10. Lure George Lucas Back For Episode 10
As mentioned earlier, episode IX is already shooting, so it’s probably too late to use it as a vehicle to turn things around for Star Wars. Since the media is now using Solo’s behind-the-scenes turmoil as a scapegoat for its box office performance, it’s unlikely that Disney and Lucasfilm want to get the same kind of press for episode IX by firing writers and directors and doing major last-minute reshoots the way they did for Solo. But, announcing that they brought in George Lucas to work on episode X would be a huge move that might reignite the passions of Star Wars fans that were turned off in recent years.

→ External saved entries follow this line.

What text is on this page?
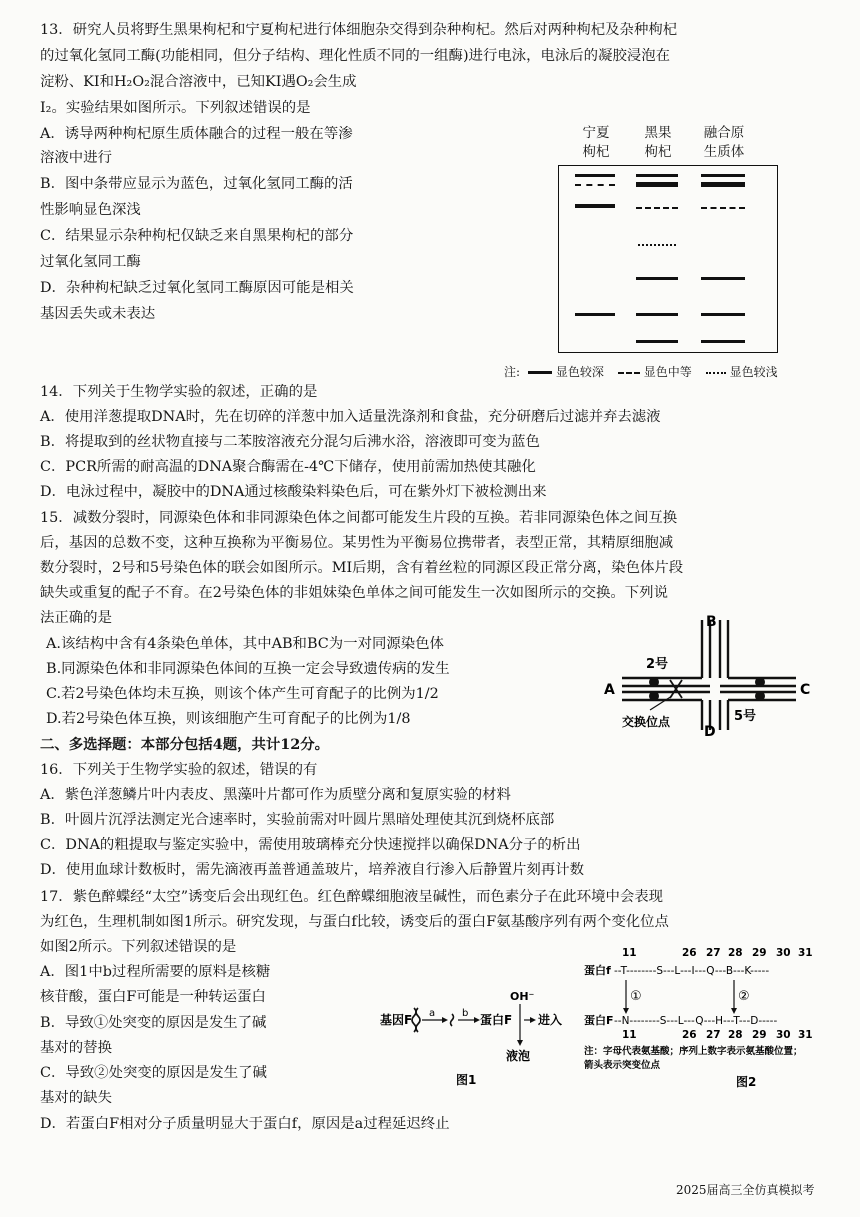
13．研究人员将野生黑果枸杞和宁夏枸杞进行体细胞杂交得到杂种枸杞。然后对两种枸杞及杂种枸杞
的过氧化氢同工酶(功能相同，但分子结构、理化性质不同的一组酶)进行电泳，电泳后的凝胶浸泡在
淀粉、KI和H₂O₂混合溶液中，已知KI遇O₂会生成
I₂。实验结果如图所示。下列叙述错误的是
A．诱导两种枸杞原生质体融合的过程一般在等渗
溶液中进行
B．图中条带应显示为蓝色，过氧化氢同工酶的活
性影响显色深浅
C．结果显示杂种枸杞仅缺乏来自黑果枸杞的部分
过氧化氢同工酶
D．杂种枸杞缺乏过氧化氢同工酶原因可能是相关
基因丢失或未表达
宁夏
枸杞
黑果
枸杞
融合原
生质体
注:	显色较深	显色中等	显色较浅
14．下列关于生物学实验的叙述，正确的是
A．使用洋葱提取DNA时，先在切碎的洋葱中加入适量洗涤剂和食盐，充分研磨后过滤并弃去滤液
B．将提取到的丝状物直接与二苯胺溶液充分混匀后沸水浴，溶液即可变为蓝色
C．PCR所需的耐高温的DNA聚合酶需在-4℃下储存，使用前需加热使其融化
D．电泳过程中，凝胶中的DNA通过核酸染料染色后，可在紫外灯下被检测出来
15．减数分裂时，同源染色体和非同源染色体之间都可能发生片段的互换。若非同源染色体之间互换
后，基因的总数不变，这种互换称为平衡易位。某男性为平衡易位携带者，表型正常，其精原细胞减
数分裂时，2号和5号染色体的联会如图所示。MⅠ后期，含有着丝粒的同源区段正常分离，染色体片段
缺失或重复的配子不育。在2号染色体的非姐妹染色单体之间可能发生一次如图所示的交换。下列说
法正确的是
A.该结构中含有4条染色单体，其中AB和BC为一对同源染色体
B.同源染色体和非同源染色体间的互换一定会导致遗传病的发生
C.若2号染色体均未互换，则该个体产生可育配子的比例为1/2
D.若2号染色体互换，则该细胞产生可育配子的比例为1/8
B
A	C
D
2号
5号
交换位点
二、多选择题：本部分包括4题，共计12分。
16．下列关于生物学实验的叙述，错误的有
A．紫色洋葱鳞片叶内表皮、黑藻叶片都可作为质壁分离和复原实验的材料
B．叶圆片沉浮法测定光合速率时，实验前需对叶圆片黑暗处理使其沉到烧杯底部
C．DNA的粗提取与鉴定实验中，需使用玻璃棒充分快速搅拌以确保DNA分子的析出
D．使用血球计数板时，需先滴液再盖普通盖玻片，培养液自行渗入后静置片刻再计数
17．紫色醉蝶经“太空”诱变后会出现红色。红色醉蝶细胞液呈碱性，而色素分子在此环境中会表现
为红色，生理机制如图1所示。研究发现，与蛋白f比较，诱变后的蛋白F氨基酸序列有两个变化位点
如图2所示。下列叙述错误的是
A．图1中b过程所需要的原料是核糖
核苷酸，蛋白F可能是一种转运蛋白
B．导致①处突变的原因是发生了碱
基对的替换
C．导致②处突变的原因是发生了碱
基对的缺失
D．若蛋白F相对分子质量明显大于蛋白f，原因是a过程延迟终止
基因F a	b 蛋白F
OH⁻
进入
液泡
图1
11	26 27 28 29 30 31
蛋白f --T--------S---L---I---Q---B---K-----
①	②
蛋白F --N--------S---L---Q---H---T---D-----
11	26 27 28 29 30 31
注：字母代表氨基酸；序列上数字表示氨基酸位置；
箭头表示突变位点
图2
2025届高三全仿真模拟考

Granted, fans were not that happy with Lucas’ prequels, but it’s not uncommon to hear fans say that the sequels have given them a new appreciation for the prequels. But more than that, having Lucas back on board would send a message to fans that Disney is getting back to basics when it comes to Star Wars and trying to give them something more in tune with the Star Wars universe they know and love by brining back the man who created it, even if just for one episode. The prequels covered new ground, filled in the blanks to known stories, expanded the universe, and introduced mostly likable new characters or younger versions of old characters, all while maintaining an overall cohesiveness with the original trilogy. As long as Lucas doesn’t try to bring back Jar Jar Binks, he could be just what the franchise needs to get fans excited again.